Ahora que empieza la temporada de circo —del circo electoral, se entiende, donde los políticos juran que no lo son para que votemos por ellos— algunos jóvenes podrán preguntar por un libro breve “como para entender un poco la política”. Hace muchos años que suelo recomendar dos: ‘El Príncipe’, que ya comenté aquí, y otra joya menos conocida y más literaria: el ‘Fouché’ de Stefan Zweig.
Si Maquiavelo escribió su manual para un príncipe nuevo que redimiera a Italia, Zweig hace un estudio sicológico e histórico de uno de los genios políticos que produjo la Revolución francesa, superado tan solo por Bonaparte. Para calificarlo con un cliché, el exseminarista que arrastraba cálices por las calles y asesinaba realistas, ese jacobino que pactaba con dios y el diablo y los traicionaba a ambos, el feo y pálido propietario de una mente privilegiada para el análisis de coyuntura y la acción inmediata, sí, José Fouché, fue el más perfectamente ‘maquiavélico’ de los políticos, un hombre que actuaba movido primero por su interés personal, que a veces se reducía a conservar la cabeza sobre los hombros a la sombra de una guillotina sedienta que no daba tregua.

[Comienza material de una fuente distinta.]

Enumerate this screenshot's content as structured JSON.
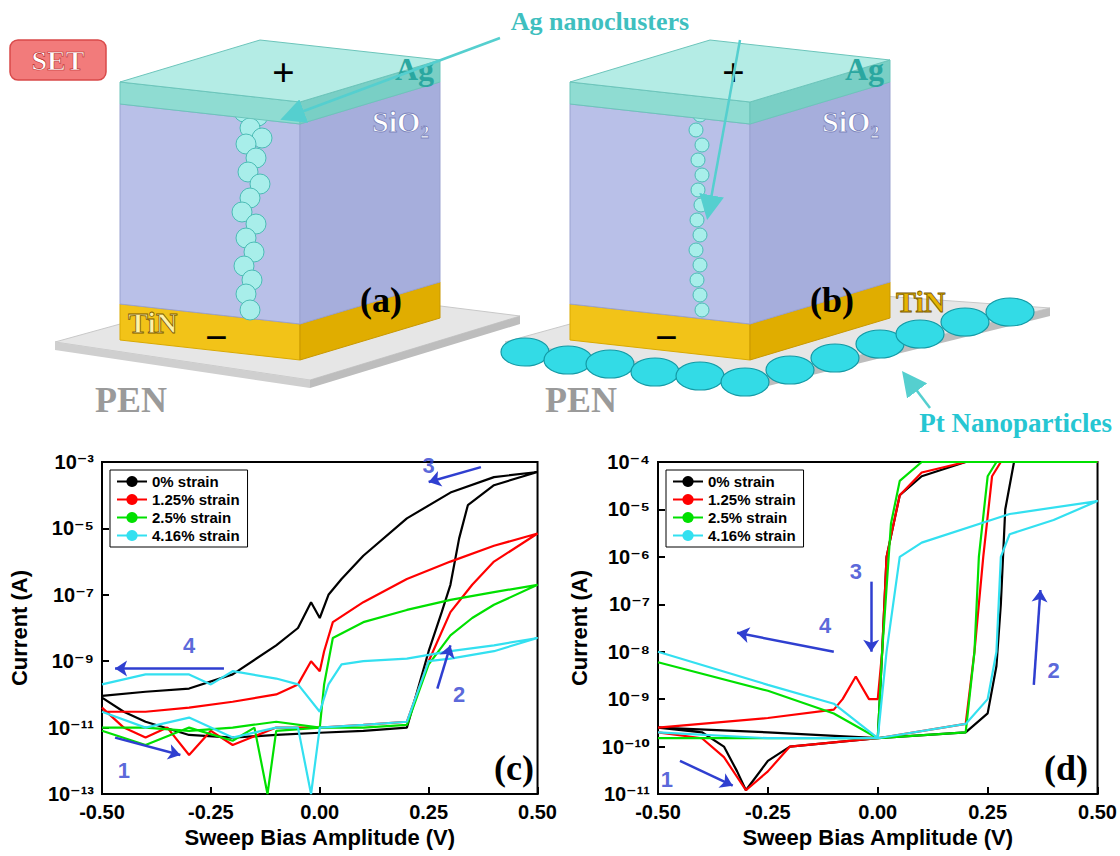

Este hombre que ayudó a perfilar al Estado burgués pasaría a la posteridad con una imagen siniestra que distorsionaba sus capacidades y su papel objetivo, aunque alguien como Balzac lo había rescatado ya del estercolero de la historia. Porque ni a Maquiavelo, ni al ministro de Policía Fouché, ni al novelista de la ‘Comedia Humana’ les preocupa la moral sino lo que se esconde detrás, la verdad de la milanesa, el juego despiadado del poder y el dinero, el placer sin escrúpulos, la vanidad, el miedo. Con esas motivaciones, sobre el magnífico escenario de una revolución de verdad, ese otro gran escritor que es Zweig arma un retrato profundo, dramático y memorable del hombre que derrotó a Robespierre, el Incorruptible, y atemorizó a ratos al mismísimo Napoleón.
Fouché, el funcionario diabólicamente eficiente, el diplomático que influyó en el ajedrez europeo, un malvado casi de tira cómica que actúa entre telones, donde se cuecen las habas.
¿Su técnica? Apostar siempre a ganador, influir sobre el que manda, haber creado un sistema de inteligencia que tiene a sueldo hasta a Josefina, la esposa del general invencible, saber de qué pata cojea cada figurón —incluido otro cínico brillante, el canciller Talleyrand, noble y excura—, acumular una fortuna colosal mientras corre la sangre por los campos de Europa.
Si en 1795 escribió el texto comunista más radical de esos años, en 1815 se pondrá al servicio de la aristocracia que vuelve por sus fueros. Por algo el ensayo biográfico de Stefan Zweig, pluma célebre de los años 30, lleva como subtítulo ‘Retrato de un político’. Los tiempos cambian, los medios cambian; los hombres, no.